Chronic graft-versus-host disease (cGVHD) is a common complication of allogeneic stem-cell transplantation. Ibrutinib, a first-in-class, once-daily inhibitor of Bruton’s tyrosine kinase indicated for the treatment of patients with chronic lymphocytic leukemia (CLL)/small lymphocytic lymphoma, recently received FDA breakthrough therapy and orphan drug designation for the treatment of patients with cGVHD who did not respond to ≥1 lines of systemic therapy. This designation was based, in part, on prior data presented by Miklos and colleagues, in which ibrutinib was shown to achieve an overall response rate of 67% in patients with steroid relapsed/refractory cGVHD (Miklos. Blood. 2016).
In this phase 3, randomized, controlled, double-blind study, investigators seek to evaluate the 24-week response rate of ibrutinib versus placebo in combination with prednisone. Patients with newly diagnosed moderate or severe cGVHD will be randomized to receive either oral ibrutinib or placebo in combination with oral prednisone. Ibrutinib or placebo will be given until unacceptable toxicity, relapse of underlying disease, death, or the need for a new systemic treatment for progressive cGVHD. To be eligible for the study, patients must be aged ≥12 years, must require systemic treatment with corticosteroids, and must have no prior systemic treatment for cGVHD.
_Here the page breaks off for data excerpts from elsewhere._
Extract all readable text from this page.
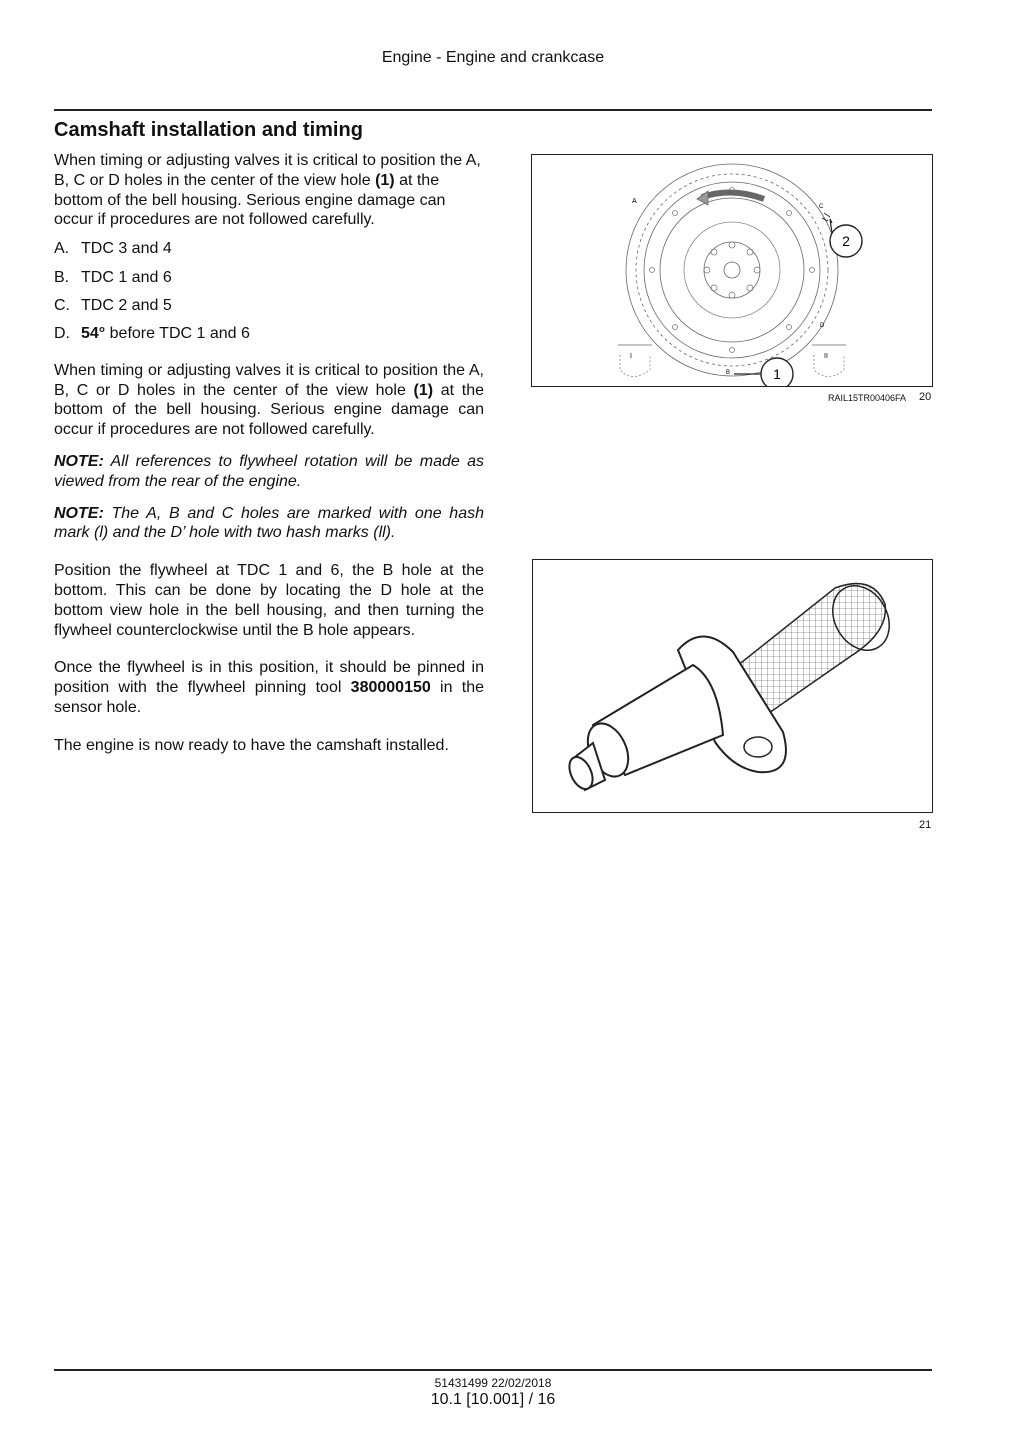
Engine - Engine and crankcase
Camshaft installation and timing

When timing or adjusting valves it is critical to position the A, B, C or D holes in the center of the view hole (1) at the bottom of the bell housing. Serious engine damage can occur if procedures are not followed carefully.

A. TDC 3 and 4
B. TDC 1 and 6
C. TDC 2 and 5
D. 54° before TDC 1 and 6

When timing or adjusting valves it is critical to position the A, B, C or D holes in the center of the view hole (1) at the bottom of the bell housing. Serious engine damage can occur if procedures are not followed carefully.

NOTE: All references to flywheel rotation will be made as viewed from the rear of the engine.

NOTE: The A, B and C holes are marked with one hash mark (l) and the D’ hole with two hash marks (ll).

Position the flywheel at TDC 1 and 6, the B hole at the bottom. This can be done by locating the D hole at the bottom view hole in the bell housing, and then turning the flywheel counterclockwise until the B hole appears.

Once the flywheel is in this position, it should be pinned in position with the flywheel pinning tool 380000150 in the sensor hole.

The engine is now ready to have the camshaft installed.

A
C
D
B
I	II
1
2
RAIL15TR00406FA 20
21
51431499 22/02/2018
10.1 [10.001] / 16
The study’s primary end point is response rate (complete or partial response) at 24 weeks. To count toward the numerator, response must occur in the absence of both new therapy for cGVHD and relapse/return of the underlying disease that was the indication for transplant. Secondary end points include corticosteroid dose reduction, withdrawal of all immunosuppressants at 48 weeks, overall survival, response rate at 48 weeks, and safety. Recruitment is planned for approximately 186 patients.
Miklos DB, et al. ASCO Abstract TPS7072.